Thursday, June 17, 2010

A Bit More From The Ferguson Speech

Two other interesting things in that speech The Ancient linked to. First, in response to a question getting at what measures can we look at to predict sovereign crises:
The thing to answer the first part of your question is really hard, is to find some kind of threshold in terms of debt to gross domestic product. Now that’s the measure that people always tend to cite but I spent a long time sitting in the Bank of England in the late 1990s running regressions on all the debt-GDP numbers I could get my hands on and there just was no pattern at all. In fact, I don’t think that is a significant measure of fiscal sustainability. What looks more promising is this interest payments as a share of revenue

This makes a lot of sense. Crises are acute. Therefore, the trouble arises when there is an acute difficulty in making a specific payment. Oftentimes, these things build up over time, but countries are usually assumed to be creditworthy until at some point it becomes clear they're not. This means that interest payments as a share of revenue does make sense.

Incidentally, it's also how FLG thinks most people deal with debt. Generally, people don't worry about how much they're borrowing only if they can maintain the payments to service it. Low interest rate environments screw up people's decisions on this type of stuff. When interest rates go up, then they're fucked. Same with governments.

Then on investment strategy he says to look to Asian, specifically India.

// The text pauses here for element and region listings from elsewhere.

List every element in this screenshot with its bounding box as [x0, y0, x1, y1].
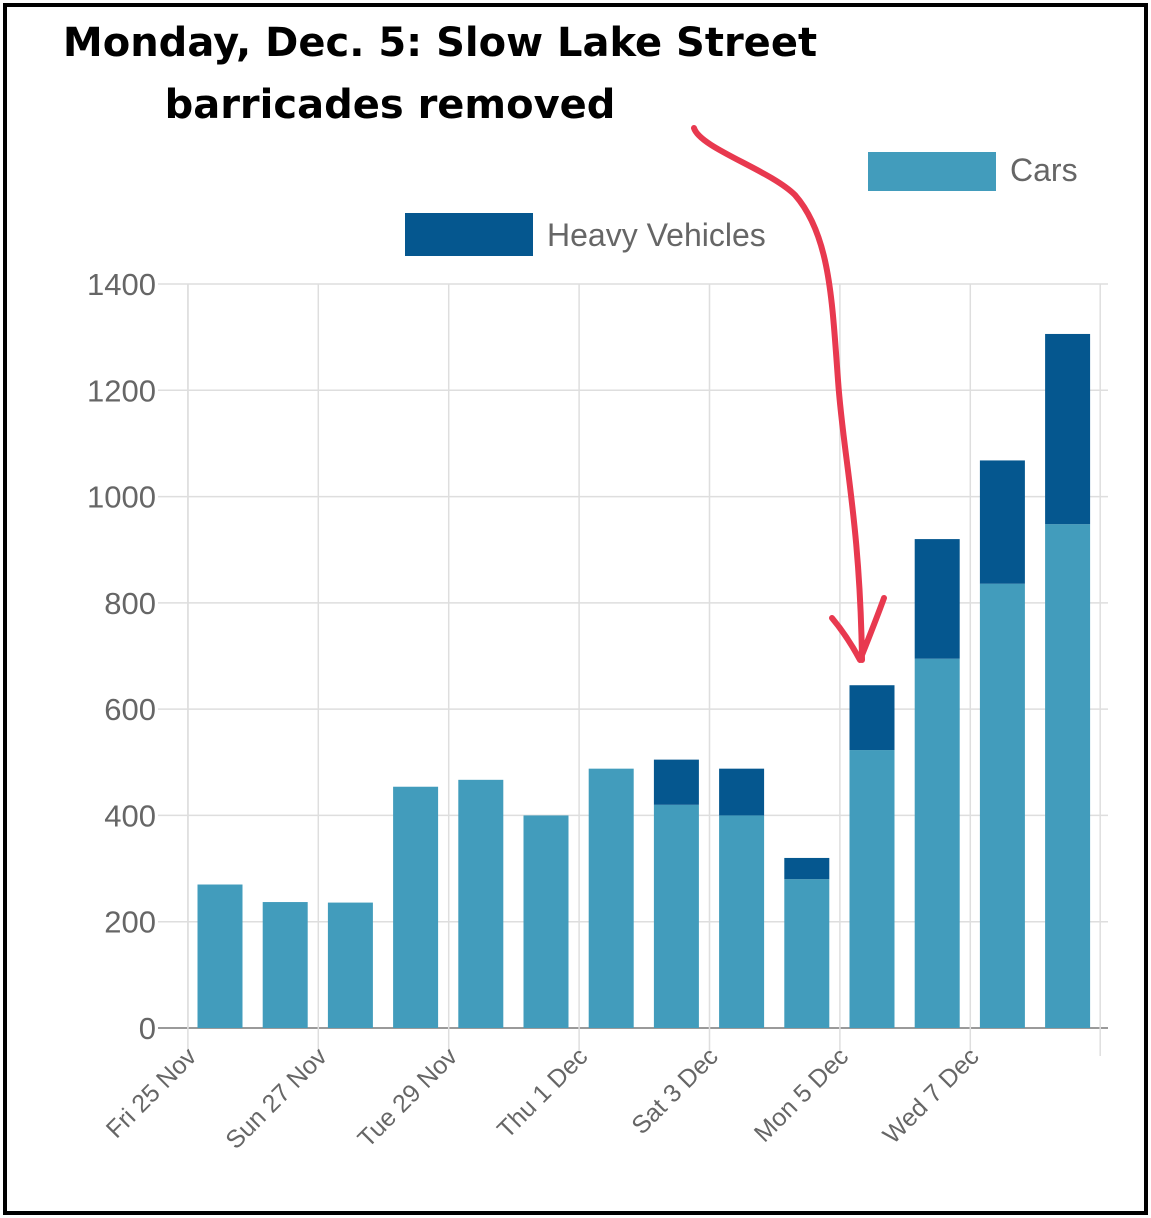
bar-cars — [653, 804, 699, 1028]
bar-cars — [979, 583, 1025, 1028]
bar-cars — [588, 768, 634, 1028]
bar-cars — [719, 815, 765, 1028]
bar-heavy-vehicles — [849, 685, 895, 751]
bar-heavy-vehicles — [719, 768, 765, 816]
legend: Cars Heavy Vehicles — [405, 152, 1078, 256]
x-tick-label: Mon 5 Dec — [749, 1042, 854, 1147]
bars — [197, 333, 1091, 1028]
annotation-line-1: Monday, Dec. 5: Slow Lake Street — [62, 20, 818, 66]
bar-heavy-vehicles — [979, 460, 1025, 584]
annotation-title: Monday, Dec. 5: Slow Lake Street barrica… — [0, 12, 880, 136]
bar-cars — [784, 879, 830, 1028]
x-axis-ticks: Fri 25 Nov Sun 27 Nov Tue 29 Nov Thu 1 Dec S… — [101, 1042, 985, 1155]
bar-cars — [262, 902, 308, 1028]
bar-cars — [327, 902, 373, 1028]
y-tick-label: 0 — [139, 1011, 156, 1046]
y-tick-label: 800 — [104, 586, 156, 621]
x-tick-label: Tue 29 Nov — [352, 1042, 463, 1153]
y-tick-label: 400 — [104, 798, 156, 833]
x-tick-label: Sun 27 Nov — [220, 1042, 333, 1155]
y-tick-label: 1000 — [87, 480, 156, 515]
y-tick-label: 200 — [104, 905, 156, 940]
y-tick-label: 1400 — [87, 267, 156, 302]
y-axis-ticks: 0 200 400 600 800 1000 1200 1400 — [87, 267, 156, 1046]
bar-cars — [914, 658, 960, 1028]
bar-cars — [197, 884, 243, 1028]
annotation-line-2: barricades removed — [164, 82, 616, 128]
x-tick-label: Thu 1 Dec — [492, 1042, 593, 1143]
bar-heavy-vehicles — [914, 539, 960, 659]
x-tick-label: Sat 3 Dec — [626, 1042, 723, 1139]
y-tick-label: 600 — [104, 692, 156, 727]
bar-heavy-vehicles — [653, 759, 699, 805]
bar-heavy-vehicles — [784, 857, 830, 880]
legend-swatch-heavy-vehicles — [405, 213, 533, 256]
bar-cars — [849, 750, 895, 1028]
bar-cars — [458, 779, 504, 1028]
bar-heavy-vehicles — [1045, 333, 1091, 525]
bar-cars — [523, 815, 569, 1028]
legend-swatch-cars — [868, 152, 996, 191]
bar-cars — [393, 786, 439, 1028]
legend-label-heavy-vehicles: Heavy Vehicles — [547, 217, 766, 253]
x-tick-label: Wed 7 Dec — [878, 1042, 985, 1149]
legend-label-cars: Cars — [1010, 152, 1078, 188]
annotation-arrow — [691, 125, 887, 663]
bar-cars — [1045, 524, 1091, 1028]
x-tick-label: Fri 25 Nov — [101, 1042, 203, 1144]
y-tick-label: 1200 — [87, 373, 156, 408]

FLG tries to spread his investments by share of world GDP anyway, so he's somewhat diversified. But this was interesting:
Finally, I guess one just has to ask oneself what’s going to happen in the world of dodgy paper currencies, of fiat monies, because you could quite easily get burned if ultimately we do get a crisis not just of the euro but of fiat currencies generally. And I keep thinking that maybe I should be valuing my portfolio not in terms of this or that currency but in terms of the barrel or the ounce—in terms of commodities like oil and gold.

Maybe one of the lessons of history is that periodically paper currency loses credibility so much that we have to revert to commodity standards, and I think that may well be happening. When you look at what’s happening in the gold market, it’s not so much fundamentals that are driving gold up from a $1,000 towards $2,000. It’s a fact that more and more people feel that they should hold gold as perhaps 10 percent of their portfolios. If everybody thinks that, if that becomes a standard investment strategy, then gold is going to go a lot further than its present price. So I’ve really re-thought my attitude towards gold almost on that momentum basis.